There I went ‘thud’ into the motorpit. I was shocked, crying and
screeming. All kids came around and joined me in shouting for help.
My grandfather was enjoying listening to the radio in the front room, which had a door facing the entrance and another towards the direction of bathroom.
He came
running, put his hands into the pit, asked me to catch it and pull myself up.

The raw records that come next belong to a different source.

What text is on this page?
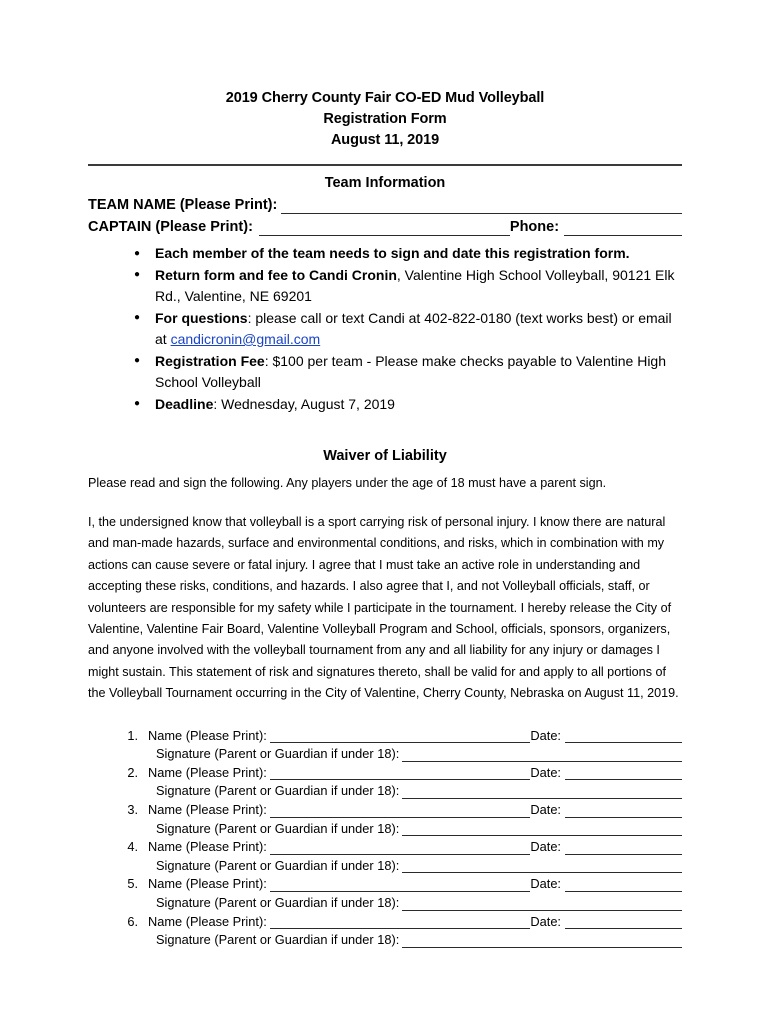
2019 Cherry County Fair CO-ED Mud Volleyball
Registration Form
August 11, 2019
Team Information
TEAM NAME (Please Print):
CAPTAIN (Please Print):	Phone:
● Each member of the team needs to sign and date this registration form.
● Return form and fee to Candi Cronin, Valentine High School Volleyball, 90121 Elk Rd., Valentine, NE 69201
● For questions: please call or text Candi at 402-822-0180 (text works best) or email at candicronin@gmail.com
● Registration Fee: $100 per team - Please make checks payable to Valentine High School Volleyball
● Deadline: Wednesday, August 7, 2019
Waiver of Liability
Please read and sign the following. Any players under the age of 18 must have a parent sign.
I, the undersigned know that volleyball is a sport carrying risk of personal injury. I know there are natural and man-made hazards, surface and environmental conditions, and risks, which in combination with my actions can cause severe or fatal injury. I agree that I must take an active role in understanding and accepting these risks, conditions, and hazards. I also agree that I, and not Volleyball officials, staff, or volunteers are responsible for my safety while I participate in the tournament. I hereby release the City of Valentine, Valentine Fair Board, Valentine Volleyball Program and School, officials, sponsors, organizers, and anyone involved with the volleyball tournament from any and all liability for any injury or damages I might sustain. This statement of risk and signatures thereto, shall be valid for and apply to all portions of the Volleyball Tournament occurring in the City of Valentine, Cherry County, Nebraska on August 11, 2019.
Name (Please Print):	Date:
Signature (Parent or Guardian if under 18):
Name (Please Print):	Date:
Signature (Parent or Guardian if under 18):
Name (Please Print):	Date:
Signature (Parent or Guardian if under 18):
Name (Please Print):	Date:
Signature (Parent or Guardian if under 18):
Name (Please Print):	Date:
Signature (Parent or Guardian if under 18):
Name (Please Print):	Date:
Signature (Parent or Guardian if under 18):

My body was full of blisters, I was crying, and there comes another ‘thud’ on
my face, a slap, with message loud and clear, “You fell, because you were not
careful; be careful going forward.” I was dumfounded. Unaware what went wrong.
I did have
a grudge against my grandfather for a while, but my mother made me realise the
importance of that warning, and how bad things could have turned out. I could
have fallen into the well from the hole where the pipe from motor goes into the
well too. We both loved each other dearly. I was his first grandchild, so very special
to him.
As years
pass by, I see the number of lessons from that event. These days, elders are
not allowed to scold young ones. I wonder how long the lessons given out of
love would last. For me, that was a lesson in E+R=O . There are some events and
Outcomes that we cannot change in our life. But what we can control is our
responses towards them. Whether it be going behind carefully, being aware of
the surroundings or being caught, and running ahead to be not out; rather than
falling into a pit. Also, it was upto me
on how I take that lesson, and continue my relationship with my granddad.
My lesson that day was 'Look before you leap'.
Thanks to
my mother and elders around, for the wonderful lessons during the growing up
days, that moulded me into the person I am today.